Inflammatory bowel disease (IBD) is a group of chronic inflammatory disorders of the digestive tract. Anti-TNFα agents have been successfully applied in the clinic. However, not all patients will respond to anti-TNFα therapy to begin with, and a significant number of patients will experience a secondary loss-of-response to the treatment.
4-1BB is a member of the tumor necrosis factor receptor family and it is a co-stimulatory immune checkpoint. As a multifunctional modulator of immune activity, 4-1BB has become a promising target in cancer immunotherapy. Surprisingly, agonistic antibodies to 4-1BB can also alleviate autoimmune diseases, presumably by induction of activation and proliferation of regulatory T cells (Tregs). Tregs can potentially suppress the activation of immune cells that are involved in the intestinal inflammation.

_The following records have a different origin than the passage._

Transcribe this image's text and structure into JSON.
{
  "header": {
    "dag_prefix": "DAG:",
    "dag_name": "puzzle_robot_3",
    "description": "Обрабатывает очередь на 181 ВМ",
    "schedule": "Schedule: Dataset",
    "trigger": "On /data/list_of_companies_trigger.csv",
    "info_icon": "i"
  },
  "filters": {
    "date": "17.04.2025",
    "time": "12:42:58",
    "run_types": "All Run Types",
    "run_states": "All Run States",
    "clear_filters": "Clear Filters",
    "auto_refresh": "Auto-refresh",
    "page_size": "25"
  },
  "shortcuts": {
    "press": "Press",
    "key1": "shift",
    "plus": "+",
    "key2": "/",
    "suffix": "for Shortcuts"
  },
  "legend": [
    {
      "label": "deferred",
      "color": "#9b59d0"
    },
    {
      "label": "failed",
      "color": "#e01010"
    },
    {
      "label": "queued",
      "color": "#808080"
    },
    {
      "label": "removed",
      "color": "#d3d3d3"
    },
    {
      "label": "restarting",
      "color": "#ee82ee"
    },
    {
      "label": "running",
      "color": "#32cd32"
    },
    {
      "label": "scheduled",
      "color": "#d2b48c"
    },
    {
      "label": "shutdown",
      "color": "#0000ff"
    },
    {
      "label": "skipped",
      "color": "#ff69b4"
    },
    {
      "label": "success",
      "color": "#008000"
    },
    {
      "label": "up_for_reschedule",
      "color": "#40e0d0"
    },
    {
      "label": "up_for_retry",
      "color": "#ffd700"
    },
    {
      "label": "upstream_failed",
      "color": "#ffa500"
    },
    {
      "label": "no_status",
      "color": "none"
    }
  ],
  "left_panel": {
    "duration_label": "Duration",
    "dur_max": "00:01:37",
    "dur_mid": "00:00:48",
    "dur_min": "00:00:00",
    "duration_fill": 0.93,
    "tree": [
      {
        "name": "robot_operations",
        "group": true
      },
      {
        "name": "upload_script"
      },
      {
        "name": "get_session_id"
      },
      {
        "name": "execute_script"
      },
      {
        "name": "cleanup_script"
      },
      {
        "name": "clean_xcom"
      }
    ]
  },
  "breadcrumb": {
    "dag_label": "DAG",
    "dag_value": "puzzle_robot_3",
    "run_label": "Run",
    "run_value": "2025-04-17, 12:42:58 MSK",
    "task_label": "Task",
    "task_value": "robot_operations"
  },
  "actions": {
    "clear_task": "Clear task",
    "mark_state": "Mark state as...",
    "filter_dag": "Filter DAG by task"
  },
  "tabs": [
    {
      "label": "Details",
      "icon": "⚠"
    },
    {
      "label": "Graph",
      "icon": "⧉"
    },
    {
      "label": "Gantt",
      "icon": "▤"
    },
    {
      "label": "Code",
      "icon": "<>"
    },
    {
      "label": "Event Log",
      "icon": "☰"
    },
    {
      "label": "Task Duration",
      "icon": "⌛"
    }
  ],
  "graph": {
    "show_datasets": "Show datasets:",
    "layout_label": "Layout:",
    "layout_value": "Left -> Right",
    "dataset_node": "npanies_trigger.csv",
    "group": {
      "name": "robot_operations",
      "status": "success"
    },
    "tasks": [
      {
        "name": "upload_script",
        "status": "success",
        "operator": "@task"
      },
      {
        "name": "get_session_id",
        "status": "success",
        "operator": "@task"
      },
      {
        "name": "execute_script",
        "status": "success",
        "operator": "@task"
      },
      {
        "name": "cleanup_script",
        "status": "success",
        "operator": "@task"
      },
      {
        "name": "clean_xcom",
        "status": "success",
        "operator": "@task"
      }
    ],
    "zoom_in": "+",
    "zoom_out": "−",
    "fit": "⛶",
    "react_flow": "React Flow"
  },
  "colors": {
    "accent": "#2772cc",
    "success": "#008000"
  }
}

Combination therapy (CT) for IBD may improve the outcome of the treatment. The goal of our study was to test whether CT of anti TNF-α agents with anti 4-1BB antibodies outperforms the monotherapies in a mouse DSS-colitis model. The motivating rational for the CT was to reduce the severity of intestinal inflammation by combining two orthogonal anti-inflammatory mechanisms: the first mechanism is to reduce the levels of TNF-α, and the second mechanism is to increase the number of Tregs. Our results suggest that there is an advantage to the CT over the monotherapies in several clinical parameters that were evaluated to assess the severity of the colonic inflammation, such as body weight, colon length, histopathology score and disease activity index.